I often come across problems with overdispersed poisson-distributed data. For example time series of counts of animals in a given area, e.g. one count per year over 30 years. In these situations it makes sense to me to model these using a gaussian observation level error, a logarithmical link function and a poisson likelihood. The gaussian error would for example represent the effect of weather.
In practice I have the problem that the hyperparameter that controls the size of the observation level errors can vary over several orders of magnitude, which leads to sampling problems. (also with non-centered parameterisations)
I’ve thus recently started trying to approximately integrate out the observation level error, using two different approaches. Basically the idea is to create a custom _lpmf function that includes both the poisson and the gaussian component. But developing them is quite time intensive so I wonder if a solution might already be out there.

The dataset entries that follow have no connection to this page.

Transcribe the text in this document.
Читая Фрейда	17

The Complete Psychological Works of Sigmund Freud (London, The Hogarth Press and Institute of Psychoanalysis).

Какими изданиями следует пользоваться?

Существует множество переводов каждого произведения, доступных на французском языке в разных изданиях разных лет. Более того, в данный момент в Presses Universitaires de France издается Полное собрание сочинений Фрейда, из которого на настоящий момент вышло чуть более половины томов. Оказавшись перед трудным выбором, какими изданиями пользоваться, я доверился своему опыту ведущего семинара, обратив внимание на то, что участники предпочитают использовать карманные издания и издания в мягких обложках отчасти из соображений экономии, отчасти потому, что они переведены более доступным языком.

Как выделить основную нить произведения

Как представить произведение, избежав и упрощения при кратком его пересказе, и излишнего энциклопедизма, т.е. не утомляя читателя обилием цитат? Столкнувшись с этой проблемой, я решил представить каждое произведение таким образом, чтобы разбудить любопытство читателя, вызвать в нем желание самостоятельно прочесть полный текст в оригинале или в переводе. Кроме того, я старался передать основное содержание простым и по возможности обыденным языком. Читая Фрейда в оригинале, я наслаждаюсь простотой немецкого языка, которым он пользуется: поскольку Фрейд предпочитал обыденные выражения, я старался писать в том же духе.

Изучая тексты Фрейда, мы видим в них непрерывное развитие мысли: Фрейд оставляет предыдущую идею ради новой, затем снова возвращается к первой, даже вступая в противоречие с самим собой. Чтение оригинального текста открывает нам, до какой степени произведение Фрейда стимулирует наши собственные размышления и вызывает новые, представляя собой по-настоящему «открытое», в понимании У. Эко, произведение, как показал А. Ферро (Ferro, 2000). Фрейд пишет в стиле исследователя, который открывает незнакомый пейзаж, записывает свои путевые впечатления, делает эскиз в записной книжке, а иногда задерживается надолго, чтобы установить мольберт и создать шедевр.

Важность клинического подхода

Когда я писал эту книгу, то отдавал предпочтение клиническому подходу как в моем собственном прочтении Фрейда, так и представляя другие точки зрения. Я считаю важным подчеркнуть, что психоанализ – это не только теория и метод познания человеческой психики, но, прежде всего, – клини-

Do you know of any existing solutions?
For example I’ve heard of a laplace integrator that has or is beeing developed in stan, but couldn’t find much info about it. Also I wonder whether someone might already have coded a custom lmpf-function that uses an analytical approximation.
Just for completeness:
My first approach is to just use a, not very smart, grid based integrator.
The second approach is to approximate the distribution by a mixture of a negative binomial distribution and a lognormal distribution. This probably would work quite well for high numbers of animals, but for low numbers it fails because the lognormal distribution is continuous while my data is discrete.